Actor Pete Postlethwaite dies age 64
Monday 03 January 2011
Oscar-nominated actor Pete Postlethwaite has died after a long fight with cancer.
Journalist and friend Andrew Richardson said Mr Postlethwaite passed away peacefully in hospital in Shropshire yesterday. He was 64.
Julie Walters led tributes to a man equally at home on a British stage or the set of a Hollywood blockbuster.
Ms Walters, who worked with him at Liverpool's Everyman Theatre in the 1970s, told the Press Association: "He was quite simply the most exciting, exhilarating actor of his generation.
"He invented 'edgy'. He was an exhilarating person and actor.
"Spielberg was right when he said he was the best actor in the world."
Mr Postlethwaite, who was made an OBE in 2004, was once described by director Steven Spielberg as "probably the best actor in the world today".
In response, Mr Postlethwaite, who worked with him on The Lost World: Jurassic Park and Amistad, joked: "I'm sure what Spielberg actually said was, 'the thing about Pete is that he thinks he's the best actor in the world'."
Mr Postlethwaite's films included Brassed Off, The Usual Suspects, The Shipping News, Inception and Romeo & Juliet.
He received his Oscar nomination for his performance as Guiseppe Conlon in the 1993 film In The Name Of The Father, about the wrongful convictions of the Guildford Four for an IRA bomb attack.
Gerry Conlon, one of the Guildford Four, praised the actor's portrayal of his dying father.
"There were times when he turned and these quirky mannerisms that he performed, it was like looking at my dad," Mr Conlon told RTE Radio.
"I think In the Name of the Father and the part he played in it opened so many doors for him in his versatility."
Jim Sheridan, who directed the film, said: "He was a great warrior. He looked indestructible, that was the thing about him."
It is understood Mr Postlethwaite was first diagnosed with cancer around the time of filming In the Name of the Father.
Mr Sheridan said the IRA's 1993 bomb attack on the actor's home town of Warrington had a big impact on him.
He had originally planned to be a priest then became a teacher before following his passion for the stage.
At the Everyman, he rubbed shoulders with such future stars as Bill Nighy, Jonathan Pryce and Antony Sher.
Mr Nighy described him "a rare and remarkable man".
He told the BBC: "I was honoured by his friendship. He is irreplaceable."
Mr Postlethwaite was also a political activist who marched against the war in Iraq, supported the Make Poverty History campaign and starred in the 2009 film about global warming, The Age of Stupid.
Writing on Twitter, former deputy prime minister Lord Prescott said: "So sad to hear of Pete Postlethwaite's death. Brassed Off & Age of Stupid had a real effect on me and our Government."
He is survived by his wife, Jacqui, his son Will, 21, and daughter, Lily, 14.
Miriam Margolyes, who starred alongside Postlethwaite in director Baz Luhrmann's 1996 film version of Shakespeare's Romeo and Juliet, told BBC Radio 4's PM: "He was a dazzling actor, and he was dangerous and edgy, so that you raised your game to be with him.

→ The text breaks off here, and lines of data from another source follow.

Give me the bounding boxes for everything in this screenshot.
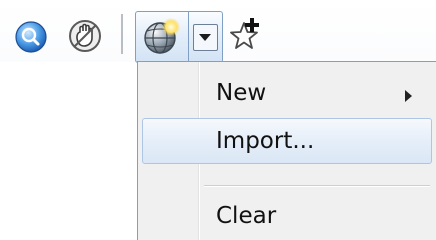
search-icon[interactable] — [14, 20, 48, 54]
menu-item-import[interactable]: Import... — [142, 118, 432, 164]
menu-item-label: New — [216, 80, 267, 106]
menu-item-label: Clear — [216, 203, 277, 229]
menu-item-clear[interactable]: Clear — [142, 195, 432, 239]
globe-dropdown-menu: New Import... Clear — [137, 61, 436, 240]
globe-dropdown-button[interactable] — [189, 12, 222, 62]
menu-separator — [204, 185, 430, 187]
toolbar — [0, 0, 436, 63]
menu-item-label: Import... — [216, 128, 315, 154]
pan-hand-icon[interactable] — [66, 18, 104, 54]
toolbar-separator — [121, 14, 123, 54]
menu-item-new[interactable]: New — [142, 72, 432, 116]
chevron-down-icon — [199, 34, 211, 41]
add-favorite-star-icon[interactable] — [226, 15, 266, 55]
app-window: New Import... Clear — [0, 0, 436, 240]
globe-button[interactable] — [136, 12, 188, 62]
submenu-arrow-icon — [405, 90, 412, 102]
globe-split-button[interactable] — [135, 11, 223, 63]
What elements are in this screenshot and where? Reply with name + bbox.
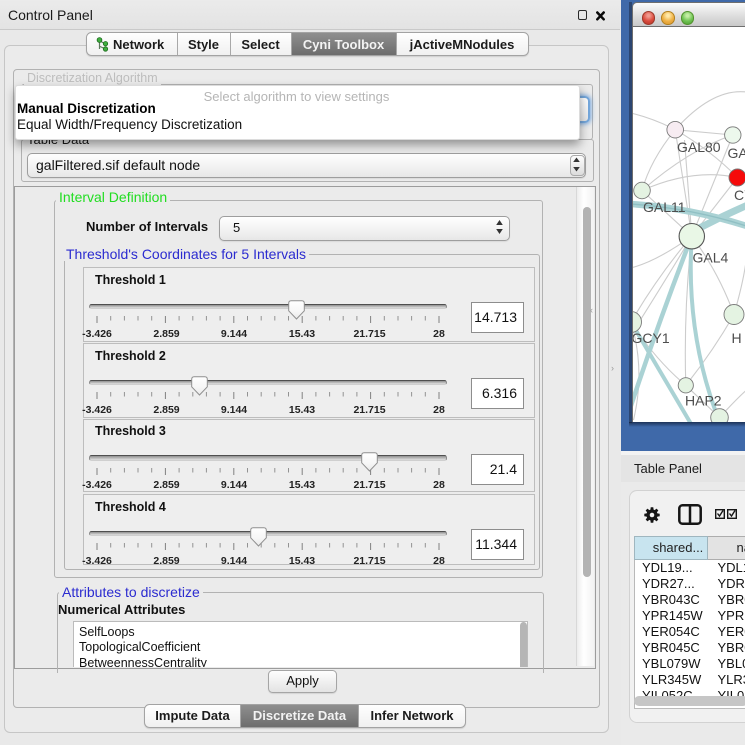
svg-text:H: H [731,330,741,346]
svg-text:GAL80: GAL80 [677,139,721,155]
svg-text:CY: CY [734,187,745,203]
svg-text:GCY1: GCY1 [633,330,670,346]
svg-text:GA: GA [727,145,745,161]
svg-text:HAP2: HAP2 [685,393,722,409]
svg-text:GAL11: GAL11 [643,199,686,215]
svg-text:GAL4: GAL4 [692,250,728,266]
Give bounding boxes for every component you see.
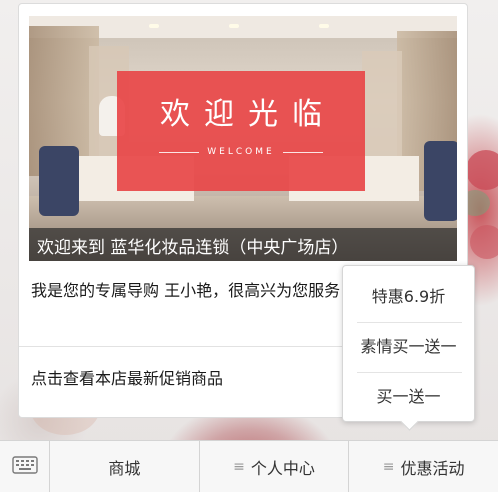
background-flower	[466, 150, 498, 190]
store-chair	[424, 141, 457, 221]
menu-button-profile[interactable]: ≡ 个人中心	[200, 441, 350, 492]
menu-label-mall: 商城	[108, 458, 141, 478]
popup-item-suqing-bogo[interactable]: 素情买一送一	[343, 322, 474, 372]
welcome-sub-text: WELCOME	[207, 147, 275, 157]
menu-label-promotions: 优惠活动	[400, 458, 465, 478]
menu-button-promotions[interactable]: ≡ 优惠活动	[349, 441, 498, 492]
welcome-title: 欢迎光临	[160, 97, 336, 132]
welcome-subtitle: WELCOME	[117, 147, 365, 157]
menu-label-profile: 个人中心	[250, 458, 315, 478]
menu-popup: 特惠6.9折 素情买一送一 买一送一	[342, 265, 475, 422]
welcome-divider	[159, 151, 200, 153]
ceiling-light	[229, 24, 239, 28]
promo-link[interactable]: 点击查看本店最新促销商品	[31, 366, 223, 392]
menu-button-mall[interactable]: 商城	[50, 441, 200, 492]
hamburger-icon: ≡	[382, 458, 395, 475]
ceiling-light	[149, 24, 159, 28]
ceiling-light	[319, 24, 329, 28]
store-banner-image[interactable]: 欢迎光临 WELCOME 欢迎来到 蓝华化妆品连锁（中央广场店）	[29, 16, 457, 261]
store-shelf	[362, 51, 402, 161]
popup-item-discount[interactable]: 特惠6.9折	[343, 272, 474, 322]
keyboard-icon	[11, 455, 38, 478]
store-chair	[39, 146, 79, 216]
background-flower	[470, 225, 498, 259]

"I thought he was wonderful as Friar Laurence and so did Leonardo DiCaprio and Baz Luhrmann. Everyone deferred to him on set because we know that he was the business - he was the man who knew the text and he wasn't fazed by the text, he loved it.
"I think he loved life wildly, but his focus on his work was minute and particular and very special and that's what made him so great. He had all that wildness in him but when it came down to it and he had to be serious, he really was."
Ms Margolyes recalled: "He drank too much and he ate too much and he laughed a lot and he loved people and he loved the craic. He had a great heart and he loved the theatre and he was contemptuous of rubbish and people who didn't tell the truth.
"He was political, fervent, angry and loving and I send my deepest condolences to Jacqui, his wife who he adored. He loved his family - he was so proud of them. He was an all-round brilliant, special person."
Kevin Spacey, who starred with Postlethwaite in The Usual Suspects, said there was "no-one like Pete".
He said: "He was a great man of the theatre as well and carved a unique life for himself in film. He probably wasn't appreciated as much as he should have been, but I suspect that the country will come to regard him as a national treasure.
"For the rest of the world he was a guy we could all understand, empathise with and be frightened by. We will all treasure his performances and remember him with fondness and enormous admiration."